The network architecture of LLaVA resembles the one we reviewed before. This model connects a pre-trained CLIP visual encoder and the Vicuna language model via a projection matrix. In other words, they consider a simple linear layer to connect image features into the word embedding space. Specifically, they apply a trainable projection matrix called W to convert the image features into language embedding tokens with the same dimensionality as the word embedding space in the language model.

The authors of LLaVA chose these new linear projection layers that are more lightweight than the Q-Former connection module we saw for BLIP2 and the Perceiver Resampler and cross-attention layers from Flamingo.

From “Visual Instruction Tuning” paper

The authors then adopt a two-stage instruction-tuning procedure to train the model. First, they pre-train the projection matrix using a subset of the CC3M dataset, consisting of images and captions. Then, the model is finetuned end-to-end. Both the projection matrix and the LLM are trained on the proposed multimodal instruction-following data for daily user-oriented applications.

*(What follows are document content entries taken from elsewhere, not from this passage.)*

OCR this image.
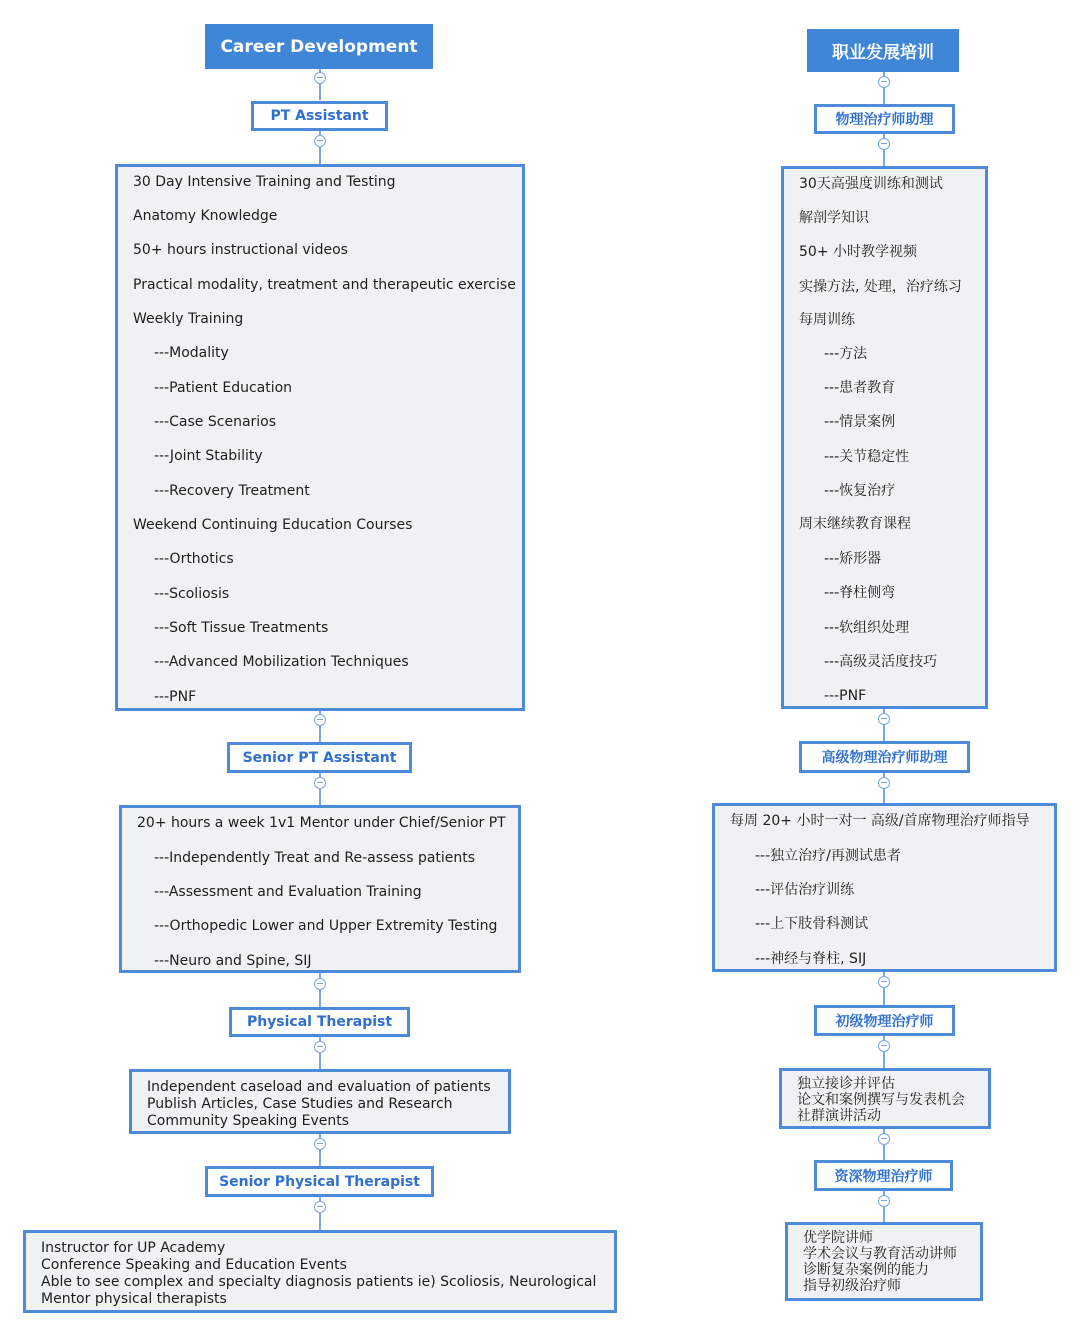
Career Development
PT Assistant
30 Day Intensive Training and Testing
Anatomy Knowledge
50+ hours instructional videos
Practical modality, treatment and therapeutic exercise
Weekly Training
---Modality
---Patient Education
---Case Scenarios
---Joint Stability
---Recovery Treatment
Weekend Continuing Education Courses
---Orthotics
---Scoliosis
---Soft Tissue Treatments
---Advanced Mobilization Techniques
---PNF
Senior PT Assistant
20+ hours a week 1v1 Mentor under Chief/Senior PT
---Independently Treat and Re-assess patients
---Assessment and Evaluation Training
---Orthopedic Lower and Upper Extremity Testing
---Neuro and Spine, SIJ
Physical Therapist
Independent caseload and evaluation of patients
Publish Articles, Case Studies and Research
Community Speaking Events
Senior Physical Therapist
Instructor for UP Academy
Conference Speaking and Education Events
Able to see complex and specialty diagnosis patients ie) Scoliosis, Neurological
Mentor physical therapists
职业发展培训
物理治疗师助理
30天高强度训练和测试
解剖学知识
50+ 小时教学视频
实操方法, 处理，治疗练习
每周训练
---方法
---患者教育
---情景案例
---关节稳定性
---恢复治疗
周末继续教育课程
---矫形器
---脊柱侧弯
---软组织处理
---高级灵活度技巧
---PNF
高级物理治疗师助理
每周 20+ 小时一对一 高级/首席物理治疗师指导
---独立治疗/再测试患者
---评估治疗训练
---上下肢骨科测试
---神经与脊柱, SIJ
初级物理治疗师
独立接诊并评估
论文和案例撰写与发表机会
社群演讲活动
资深物理治疗师
优学院讲师
学术会议与教育活动讲师
诊断复杂案例的能力
指导初级治疗师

They also leverage GPT-4 to create a synthetic dataset consisting of multimodal instructions, drawing from widely available image-pair data.

In the dataset construction process, GPT-4 is shown symbolic representations of images using captions and the coordinates of bounding boxes, as depicted in the figure below. These representations are derived from the COCO dataset. This information is fed into GPT-4 as a prompt to generate training samples. The generated samples fall into three categories: question-answer conversations, detailed descriptions, and complex reasoning questions and answers.

They create 158K training samples in total.

From “Visual Instruction Tuning” paper

The LLaVA model demonstrates the effectiveness of visual instruction tuning using language-only GPT-4. They show its capabilities by prompting the model with the same question and image as in the GPT-4 report. You can see the result below. The authors also report a new SOTA by fine-tuning ScienceQA, a benchmark that contains 21k multimodal multiple-choice questions with rich domain diversity across three subjects, 26 topics, 127 categories, and 379 skills.

From “Visual Instruction Tuning” paper

Beyond vision and language

In recent months, Image-to-text generative models have dominated the Large Multimodal Model (LMM) landscape. However, newer models have emerged that embrace a wider range of modalities beyond just vision and language.

For instance, PandaGPT is designed to handle any input data type, thanks to its integration with the ImageBind encoder.

There's also SpeechGPT, a model that integrates text and speech data and generates speech alongside text.

NExT-GPT stands out as a versatile model capable of receiving and producing outputs in any modality."

From “NExT-GPT: Any-to-Any Multimodal LLM” paper

HuggingGPT is a novel system that integrates with the HuggingFace platform. It employs a Large Language Model (LLM) as its central controller. This LLM determines which specific model on HuggingFace is best suited for a task, selects that model, and then returns the model's output.

From “HuggingGPT: Solving AI Tasks with ChatGPT and its Friends in Hugging Face” paper

Deep Lake and Multimodal LLMs

Deep Lake, differently from many other data lake and vector store products, is multi-modal and can store any data, from texts to images, videos, or audio. If you’re interested in building multi-modal LLMs, this is something to consider, as you can store the different types of data you need in the same place. See this code example to see how to store images and texts in the same dataset. Moreover, here’s the full list of data types that can be managed with Deep Lake.

Conclusion

In this module, we delved into the emergent field of LMMs. We examined the leading models that combine both vision and language modalities. We learned that instruction-tuning allows these models to achieve greater generalization on tasks they haven't encountered before. Furthermore, we were introduced to advanced LMMs capable of integrating an even wider range of modalities. Lastly, we discussed the utility of Deep Lake in fine-tuning LMMs.